Carnival Corp. (NYSE: CCL) Cruise has added about another $1 billion to its already hefty $7 billion debt due to the coronavirus pandemic. It's no secret that the pandemic has hit all travel companies hard, from flights to tours, but it seems Carnival is a sinking ship when compared to parts of the tourism industry.
While Carnival holds the prestigious title of being the largest cruise group on the world, a fleet of ships to maintain comes at a price when their revenue income dries up. They expect to burn through $650 million a month, every month, until the end of 2020.
To combat the pandemic and its repercussions, Carnival has been trying to sell its stock to investors both domestic and international. On the euro, potential investors have suggested a yield of about 10.5%, and a slightly higher 11% yield on the dollar. Unfortunately, the yield on the dollar has dropped 0.9% from the bond offering in April. While the company was able to sell $4 billion in bonds in April, Carnival is still forced to use the international credit market just to keep money flowing.
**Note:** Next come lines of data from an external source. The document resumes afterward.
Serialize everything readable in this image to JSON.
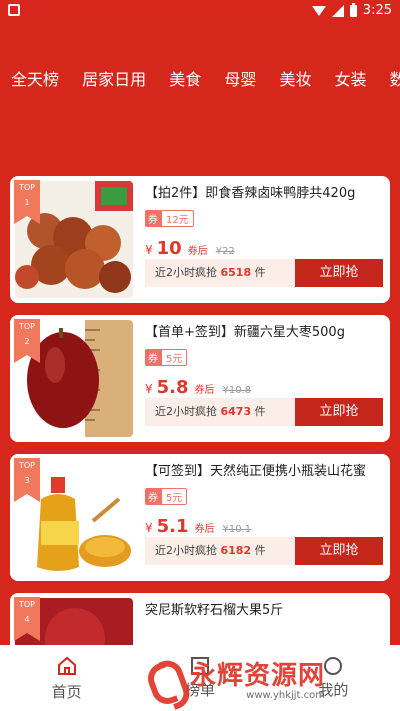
{
  "status_bar": {
    "time": "3:25"
  },
  "categories": [
    "全天榜",
    "居家日用",
    "美食",
    "母婴",
    "美妆",
    "女装",
    "数码"
  ],
  "products": [
    {
      "rank_label": "TOP",
      "rank": "1",
      "title": "【拍2件】即食香辣卤味鸭脖共420g",
      "coupon_label": "券",
      "coupon_value": "12元",
      "currency": "¥",
      "price": "10",
      "after_coupon": "券后",
      "original_price": "¥22",
      "sales_prefix": "近2小时疯抢",
      "sales_count": "6518",
      "sales_unit": "件",
      "button": "立即抢"
    },
    {
      "rank_label": "TOP",
      "rank": "2",
      "title": "【首单+签到】新疆六星大枣500g",
      "coupon_label": "券",
      "coupon_value": "5元",
      "currency": "¥",
      "price": "5.8",
      "after_coupon": "券后",
      "original_price": "¥10.8",
      "sales_prefix": "近2小时疯抢",
      "sales_count": "6473",
      "sales_unit": "件",
      "button": "立即抢"
    },
    {
      "rank_label": "TOP",
      "rank": "3",
      "title": "【可签到】天然纯正便携小瓶装山花蜜",
      "coupon_label": "券",
      "coupon_value": "5元",
      "currency": "¥",
      "price": "5.1",
      "after_coupon": "券后",
      "original_price": "¥10.1",
      "sales_prefix": "近2小时疯抢",
      "sales_count": "6182",
      "sales_unit": "件",
      "button": "立即抢"
    },
    {
      "rank_label": "TOP",
      "rank": "4",
      "title": "突尼斯软籽石榴大果5斤"
    }
  ],
  "bottom_nav": [
    {
      "label": "首页",
      "icon": "home-icon"
    },
    {
      "label": "榜单",
      "icon": "list-icon"
    },
    {
      "label": "我的",
      "icon": "user-icon"
    }
  ],
  "watermark": {
    "brand": "永辉资源网",
    "url": "www.yhkjjt.com"
  },
  "colors": {
    "primary": "#d5271b",
    "accent": "#e0372b",
    "badge": "#f0785d",
    "button": "#c5261b"
  }
}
This latest sell off comes just a month after Carnival to raised $2.8 billion in loans in both dollars and euros. According to Bloomberg, investors who buy the new debt could be behind in getting paid, since those who have bought the previous $7 billion are first in line to get their investment back if the company runs into trouble down the line.
While Carnival, and most other cruise lines, work to keep their fleets afloat, the U.S. Centers for Disease Control & Prevention (C.D.C) has been working towards giving them the green light to start sailing again. Last week, Norwegian Cruise Line (NYSE: NCLH) and Royal Caribbean (NYSE: RCL) submitted a report to the C.D.C. that provided a set of health and safety protocols that the cruise lines plan to issue moving forward. The tourism industry is waiting for the C.D.C. to decide, and some think that the go ahead to start cruising again might come sooner rather than later.